Every Spotter object is created as follows:

//create your spotter
var s = new Spotter(module_name,options_object);

Here, module_name is a String representing the name of the module and options_object is a a JSON object of options associated with that module. For example, to create a spotter object that watches for new english tweets relating to Justin Bieber, you would do the following:

//create your spotter
var s = new Spotter("twitter.search",{q:"Justin Bieber", lang:"en"});

To get something to happen when new tweets about Justin Bieber arrive, you need to register a callback function to handle the new tweets. You can do that with an anonymous callback function, a callback function variable or with an object that implements a notify method (as per the observer design pattern). In the following example we register an anonymous function that alerts all of the latest tweets:

//register your observer
s.register(function(tweets) {
    for(var t in tweets)  {
        alert(tweets[t].text);
    }
});

Usually you'll want to insert the tweets (or other data) into the DOM instead of alerting them. I use jQuery to do this in some of the examples.

Last, but not least, once you register create your object and register your method, you want to start your spotter. To do this, simply call the start method. Later, if you want to kill your spotter, simply call the stop method.

s.start();  //start your spotter

//....

s.stop();  //stop your spotter if necessary

Modules

Every module allows you to specify the polling timeout, or the period, as an option. If you use period:0 as an option, spotter will only make the request once. In general, you don't want to use a polling frequency of more than 4 times a minute (or period:15) or your app might get rate-limited.

Twitter

twitter.search: requires the q option which is a search string. You can also specify a language with the lang options.

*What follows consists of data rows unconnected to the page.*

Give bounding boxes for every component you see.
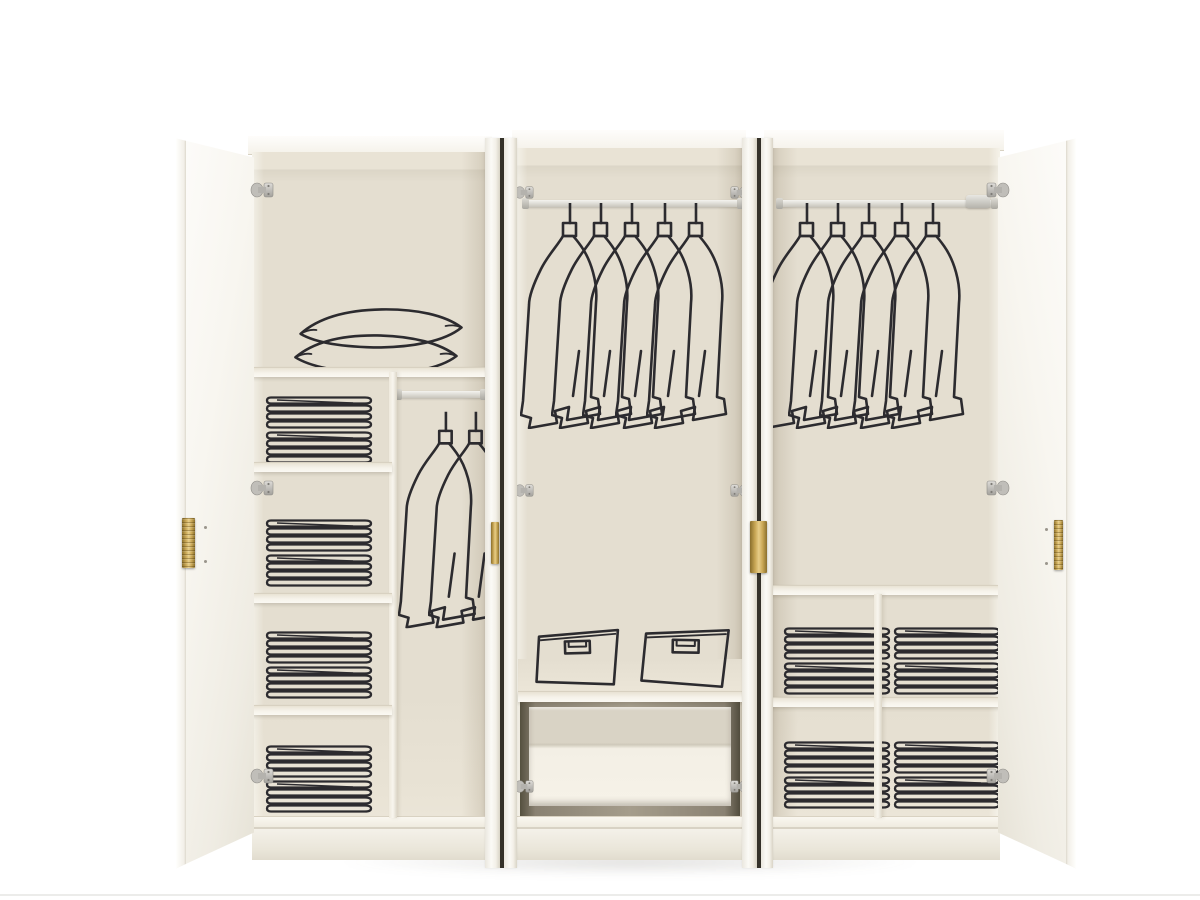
- garment-illustration: [646, 203, 742, 429]
- folded-towels-illustration: [263, 431, 375, 464]
- handle-screw: [1045, 562, 1048, 565]
- open-door-far-right: [998, 134, 1076, 870]
- folded-towels-illustration: [263, 780, 375, 813]
- brass-door-handle: [182, 518, 195, 568]
- drawer-front: [529, 707, 731, 806]
- folded-towels-illustration: [263, 554, 375, 587]
- brass-door-handle: [491, 522, 499, 564]
- studio-floor-line: [0, 894, 1200, 896]
- shelf: [252, 367, 490, 377]
- brass-door-handle: [1054, 520, 1063, 570]
- handle-screw: [1045, 528, 1048, 531]
- shelf: [518, 691, 744, 702]
- folded-towels-illustration: [891, 662, 1003, 695]
- hinge-icon: [249, 479, 275, 497]
- hinge-icon: [249, 767, 275, 785]
- ajar-door-right-pair-b: [761, 138, 773, 868]
- hinge-icon: [249, 181, 275, 199]
- open-door-far-left: [176, 134, 254, 870]
- drawer-opening: [520, 701, 740, 816]
- handle-screw: [204, 560, 207, 563]
- hinge-icon: [985, 181, 1011, 199]
- vertical-divider: [874, 594, 882, 818]
- brass-door-handle: [750, 521, 767, 573]
- towel-compartment: [263, 396, 381, 464]
- shelf: [770, 585, 1000, 595]
- folded-towels-illustration: [263, 519, 375, 552]
- handle-screw: [204, 526, 207, 529]
- shelf: [770, 697, 1000, 707]
- hinge-icon: [985, 767, 1011, 785]
- folded-towels-illustration: [263, 666, 375, 699]
- ajar-door-left-pair-a: [485, 138, 500, 868]
- folded-towels-illustration: [263, 396, 375, 429]
- towel-compartment: [263, 519, 381, 587]
- ajar-door-right-pair-a: [504, 138, 517, 868]
- towel-compartment: [263, 631, 381, 699]
- folded-towels-illustration: [263, 745, 375, 778]
- storage-box-illustration: [532, 619, 626, 689]
- base-plinth: [252, 827, 1000, 860]
- garment-illustration: [883, 203, 979, 429]
- storage-box-illustration: [635, 617, 738, 690]
- shelf: [252, 705, 392, 715]
- ajar-door-left-pair-b: [742, 138, 757, 868]
- shelf: [252, 593, 392, 603]
- hinge-icon: [985, 479, 1011, 497]
- wardrobe-product-photo: [0, 0, 1200, 900]
- folded-towels-illustration: [891, 627, 1003, 660]
- folded-towels-illustration: [263, 631, 375, 664]
- towel-cubby: [891, 627, 1009, 695]
- shelf: [252, 462, 392, 472]
- towel-compartment: [263, 745, 381, 813]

I usually use lang:"en" to specify retrieving english language tweets.

twitter.trends: no required options, but you can specify exclude:hashtags to ignore trending hashtags (hashtags are metadata appear in tweets as words with a # in front of them)

Facebook

facebook.search: required option is q which is a search string.

Flickr

Note that the Flickr module requires you to obtain and register a flickr API key for your App. You can get one by logging in with your yahoo account here. Note that flickr's feeds are not updated in real-time, so you might want to use period:0 as an option (see above).

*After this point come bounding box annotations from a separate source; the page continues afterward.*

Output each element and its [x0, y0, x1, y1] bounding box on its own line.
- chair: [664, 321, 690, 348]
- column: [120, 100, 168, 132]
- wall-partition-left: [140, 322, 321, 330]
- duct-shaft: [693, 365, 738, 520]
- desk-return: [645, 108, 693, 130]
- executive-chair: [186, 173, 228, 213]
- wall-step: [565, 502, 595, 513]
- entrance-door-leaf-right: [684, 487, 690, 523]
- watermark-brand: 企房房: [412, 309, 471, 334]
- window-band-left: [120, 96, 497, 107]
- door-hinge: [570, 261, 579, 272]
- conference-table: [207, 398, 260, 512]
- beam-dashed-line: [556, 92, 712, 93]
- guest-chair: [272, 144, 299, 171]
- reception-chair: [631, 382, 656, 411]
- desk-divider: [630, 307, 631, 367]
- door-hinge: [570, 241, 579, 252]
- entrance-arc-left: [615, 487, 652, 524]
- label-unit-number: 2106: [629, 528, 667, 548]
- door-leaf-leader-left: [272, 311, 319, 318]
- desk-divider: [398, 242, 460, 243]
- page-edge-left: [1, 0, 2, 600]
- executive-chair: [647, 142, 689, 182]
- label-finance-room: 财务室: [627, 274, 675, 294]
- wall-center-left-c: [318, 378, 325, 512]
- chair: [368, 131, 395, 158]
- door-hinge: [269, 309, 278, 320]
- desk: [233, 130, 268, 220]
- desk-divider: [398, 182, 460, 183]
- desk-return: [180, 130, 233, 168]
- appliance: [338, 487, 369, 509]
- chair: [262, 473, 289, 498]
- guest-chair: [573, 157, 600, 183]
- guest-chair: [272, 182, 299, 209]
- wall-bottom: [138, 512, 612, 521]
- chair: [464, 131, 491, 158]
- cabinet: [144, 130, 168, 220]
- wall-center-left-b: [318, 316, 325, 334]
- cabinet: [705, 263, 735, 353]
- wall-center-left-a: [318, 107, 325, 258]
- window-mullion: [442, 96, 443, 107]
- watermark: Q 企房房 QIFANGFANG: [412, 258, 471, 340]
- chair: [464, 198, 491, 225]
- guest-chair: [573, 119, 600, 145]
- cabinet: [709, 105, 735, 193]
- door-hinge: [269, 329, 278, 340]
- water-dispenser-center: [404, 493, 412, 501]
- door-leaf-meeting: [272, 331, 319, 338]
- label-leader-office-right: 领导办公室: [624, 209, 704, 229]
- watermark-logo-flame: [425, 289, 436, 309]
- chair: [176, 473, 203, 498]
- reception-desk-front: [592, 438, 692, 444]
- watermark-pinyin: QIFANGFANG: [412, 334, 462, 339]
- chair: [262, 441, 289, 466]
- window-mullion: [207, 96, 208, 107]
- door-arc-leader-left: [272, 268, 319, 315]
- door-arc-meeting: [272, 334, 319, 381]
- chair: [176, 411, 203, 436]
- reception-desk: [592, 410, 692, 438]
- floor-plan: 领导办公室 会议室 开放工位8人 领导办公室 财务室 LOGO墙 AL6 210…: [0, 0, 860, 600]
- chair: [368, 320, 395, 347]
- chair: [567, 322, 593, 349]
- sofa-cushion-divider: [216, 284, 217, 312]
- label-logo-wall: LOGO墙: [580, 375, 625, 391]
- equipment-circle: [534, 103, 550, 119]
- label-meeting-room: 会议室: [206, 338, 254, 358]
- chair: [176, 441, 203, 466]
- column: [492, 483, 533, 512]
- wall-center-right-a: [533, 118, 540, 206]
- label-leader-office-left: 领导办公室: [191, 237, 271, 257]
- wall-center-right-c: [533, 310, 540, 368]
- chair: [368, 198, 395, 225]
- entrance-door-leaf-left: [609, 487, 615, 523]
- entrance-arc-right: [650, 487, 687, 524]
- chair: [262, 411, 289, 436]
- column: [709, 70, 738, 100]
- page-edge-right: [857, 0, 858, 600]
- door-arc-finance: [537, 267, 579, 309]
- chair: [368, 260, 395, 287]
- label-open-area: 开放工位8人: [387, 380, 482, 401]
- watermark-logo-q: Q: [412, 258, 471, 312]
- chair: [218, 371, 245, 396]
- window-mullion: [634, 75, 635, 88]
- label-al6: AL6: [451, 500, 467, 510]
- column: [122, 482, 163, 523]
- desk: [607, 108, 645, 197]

flickr.search: required options are api-key and q which is a search string. You can also search for certain tags.

flickr.feeds: required options are api-key. With no other options, you just get the public timeline, but you can also specify tags.

Twitpic

The twitpic module searches twitter for twitpic tweets associated with your search term and then returns an object that includes the usual twitter data plus URL tags for the images.

twitpic.search: required option is q which is a search string.

Delicious

delicious.recents: no required options, gets the most recently bookmarked sites

delicious.tags: required option is tags which is a series of tags to search for

Writing Modules

Spotter modules are based on the Strategy design pattern. To implement one, you build a function that returns an object with a 'url' function and a 'process' function. The url function builds the URL associated with the feed (from options sent to the Spotter object via the constructor). The process function determines if the feed actually has new data and passes the processed data back to the spotter object who returns it to the client.

If you follow the convention of naming your module function spotter.[service-name].[feed].js then spotter will auto-magically load it if you include it in your Javascript source file!